Cleaner exhaust gases are generated, because large quantities of free oxygen can react with primary combusted exhaust gases already in the cylinder--a form of built-in EGR. These quantities of free oxygen can react with fuel residues in the cylinder, all the way out of the engine, through the intake and exhaust manifold, the turbo, the exhaust pipe and catalyst and the remaining hot parts of the engine exhaust system.
The more air that is sucked or pressed into the cylinder prior to combustion, the cleaner the combustion residues. Hydro carbons, carbon oxides and nitrogen oxides are emitted to a correspondingly lesser extent.
With the aid of modem engine electronics, the inventive device can be controlled so that the amount of injected fuel is separated linearly from the amount of air consumed.
The following results are obtained with the local primary combustion in accordance with the invention:
Sooting is drastically decreased, particularly in the case of cold engine starts when an additionally heavy fuel/air mixture is required for ignition. The present invention enables the mixture to be placed and ignited locally.
Positive combustion with good control over the ignition range of the fuel/air mixture results in less risk of ignition failure and therewith in less engine wear.
High compression is possible. The amount of fuel can be finely adjusted in quantity and positioning in the combustion chamber, which reduces the risk of spiking.

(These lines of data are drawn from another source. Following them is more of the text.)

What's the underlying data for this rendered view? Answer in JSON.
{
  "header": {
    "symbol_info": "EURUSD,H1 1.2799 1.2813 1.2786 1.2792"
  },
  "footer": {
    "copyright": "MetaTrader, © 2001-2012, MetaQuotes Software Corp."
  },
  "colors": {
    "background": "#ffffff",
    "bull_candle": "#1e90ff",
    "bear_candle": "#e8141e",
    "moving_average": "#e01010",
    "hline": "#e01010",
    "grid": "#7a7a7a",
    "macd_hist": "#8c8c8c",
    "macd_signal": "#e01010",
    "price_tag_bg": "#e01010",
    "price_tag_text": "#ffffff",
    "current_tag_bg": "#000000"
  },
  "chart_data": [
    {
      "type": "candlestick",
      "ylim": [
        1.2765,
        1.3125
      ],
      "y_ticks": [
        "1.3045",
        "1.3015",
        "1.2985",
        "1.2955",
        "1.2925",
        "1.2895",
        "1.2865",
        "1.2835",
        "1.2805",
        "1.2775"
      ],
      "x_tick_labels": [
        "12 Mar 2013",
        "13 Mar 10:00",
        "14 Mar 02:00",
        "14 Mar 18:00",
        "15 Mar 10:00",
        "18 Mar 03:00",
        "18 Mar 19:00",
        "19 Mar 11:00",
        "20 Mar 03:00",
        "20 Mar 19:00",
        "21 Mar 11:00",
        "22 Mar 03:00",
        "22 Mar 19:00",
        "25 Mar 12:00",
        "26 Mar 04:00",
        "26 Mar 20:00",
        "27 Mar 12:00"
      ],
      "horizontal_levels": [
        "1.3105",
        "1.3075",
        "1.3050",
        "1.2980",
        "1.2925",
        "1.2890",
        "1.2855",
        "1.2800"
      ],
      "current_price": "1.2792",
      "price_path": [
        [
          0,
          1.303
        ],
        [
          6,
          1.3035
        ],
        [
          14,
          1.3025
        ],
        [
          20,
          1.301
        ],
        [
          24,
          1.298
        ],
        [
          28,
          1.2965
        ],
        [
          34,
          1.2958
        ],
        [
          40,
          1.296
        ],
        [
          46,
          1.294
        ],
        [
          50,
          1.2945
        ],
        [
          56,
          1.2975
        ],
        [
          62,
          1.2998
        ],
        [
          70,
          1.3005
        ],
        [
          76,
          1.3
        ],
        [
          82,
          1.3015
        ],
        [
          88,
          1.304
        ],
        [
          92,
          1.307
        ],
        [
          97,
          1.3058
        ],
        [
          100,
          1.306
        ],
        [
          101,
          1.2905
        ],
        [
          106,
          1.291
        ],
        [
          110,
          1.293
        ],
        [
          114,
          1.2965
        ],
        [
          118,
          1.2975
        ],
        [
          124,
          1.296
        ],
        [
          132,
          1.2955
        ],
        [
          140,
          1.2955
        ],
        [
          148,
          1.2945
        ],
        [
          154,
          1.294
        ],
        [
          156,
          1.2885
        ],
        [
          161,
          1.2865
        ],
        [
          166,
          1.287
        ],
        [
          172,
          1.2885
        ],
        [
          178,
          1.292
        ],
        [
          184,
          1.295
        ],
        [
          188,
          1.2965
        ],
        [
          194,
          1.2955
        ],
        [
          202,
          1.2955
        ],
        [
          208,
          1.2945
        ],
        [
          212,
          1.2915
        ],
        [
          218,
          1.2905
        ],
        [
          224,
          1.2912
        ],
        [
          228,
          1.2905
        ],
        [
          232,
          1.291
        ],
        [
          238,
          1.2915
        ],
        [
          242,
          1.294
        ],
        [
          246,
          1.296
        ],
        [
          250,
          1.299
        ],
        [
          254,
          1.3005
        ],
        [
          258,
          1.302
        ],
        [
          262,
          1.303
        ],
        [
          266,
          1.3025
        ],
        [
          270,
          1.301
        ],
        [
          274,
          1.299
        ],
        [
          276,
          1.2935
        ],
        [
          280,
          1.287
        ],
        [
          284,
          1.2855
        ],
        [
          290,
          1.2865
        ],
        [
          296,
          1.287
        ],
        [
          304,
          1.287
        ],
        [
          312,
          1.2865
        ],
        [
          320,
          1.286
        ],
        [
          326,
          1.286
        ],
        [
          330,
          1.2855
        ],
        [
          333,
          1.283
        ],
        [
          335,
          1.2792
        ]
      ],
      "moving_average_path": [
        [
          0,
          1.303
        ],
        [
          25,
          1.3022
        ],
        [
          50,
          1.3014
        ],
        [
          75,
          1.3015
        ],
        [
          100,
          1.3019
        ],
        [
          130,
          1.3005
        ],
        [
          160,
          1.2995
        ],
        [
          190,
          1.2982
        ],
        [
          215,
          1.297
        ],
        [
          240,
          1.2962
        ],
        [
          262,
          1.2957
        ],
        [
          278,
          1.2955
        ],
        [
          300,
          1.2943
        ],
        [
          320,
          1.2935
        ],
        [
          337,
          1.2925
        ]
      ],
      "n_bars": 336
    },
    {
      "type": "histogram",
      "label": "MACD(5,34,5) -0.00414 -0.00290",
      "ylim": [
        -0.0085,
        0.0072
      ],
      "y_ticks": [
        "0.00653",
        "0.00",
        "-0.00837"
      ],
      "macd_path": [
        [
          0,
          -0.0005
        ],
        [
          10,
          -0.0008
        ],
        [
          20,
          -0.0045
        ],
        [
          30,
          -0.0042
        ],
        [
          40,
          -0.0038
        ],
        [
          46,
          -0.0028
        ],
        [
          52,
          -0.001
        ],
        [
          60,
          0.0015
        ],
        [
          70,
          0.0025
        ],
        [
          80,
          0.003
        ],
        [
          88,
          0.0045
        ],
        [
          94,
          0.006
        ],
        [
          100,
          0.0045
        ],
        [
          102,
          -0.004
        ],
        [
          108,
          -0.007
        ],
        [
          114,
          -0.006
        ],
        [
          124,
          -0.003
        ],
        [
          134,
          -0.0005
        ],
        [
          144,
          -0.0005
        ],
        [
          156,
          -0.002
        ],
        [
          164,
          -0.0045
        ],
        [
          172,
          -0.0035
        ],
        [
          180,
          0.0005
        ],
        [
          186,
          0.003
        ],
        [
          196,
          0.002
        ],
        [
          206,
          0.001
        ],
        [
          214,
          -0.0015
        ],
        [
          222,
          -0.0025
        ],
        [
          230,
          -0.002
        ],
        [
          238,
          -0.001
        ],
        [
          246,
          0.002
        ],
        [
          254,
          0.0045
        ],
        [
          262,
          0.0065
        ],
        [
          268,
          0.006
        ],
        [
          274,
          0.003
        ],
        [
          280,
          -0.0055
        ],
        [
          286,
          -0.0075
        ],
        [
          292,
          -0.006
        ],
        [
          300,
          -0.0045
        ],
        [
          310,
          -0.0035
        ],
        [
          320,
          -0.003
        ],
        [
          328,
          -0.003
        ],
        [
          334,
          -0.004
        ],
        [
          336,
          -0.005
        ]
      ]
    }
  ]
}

Other fuels can supplement the primary combustion. For instance, gas, alcohol, diesel, kerosene or some less ignitable fuel can be used. Supplementary fuel can be sucked in through the intake valve together with other air, and ignited by the primary combustion.
In view of the absence of gas throttle and indicators for indicating air quantity, air temperature, humidity, air density, EGR devices, air pumps, and so on, the engine construction will be much simpler. The entire device can be accommodated in the space occupied by the spark plugs of present-day engines.
Existing engines, in motor vehicles and boats among others, can be provided with the present invention. The construction can be placed in existing space for spark plugs with which all petrol-driven engines are provided, both carburetor engines and injection engines and irrespective of the number of valves.
Although the invention has been described with reference to a number of different embodiments thereof, it will be understood that different solutions in the different examples can be combined arbitrarily with one another, and that other known detailed solutions in internal combustion engines can be combined with the invention without departing from the inventive concept.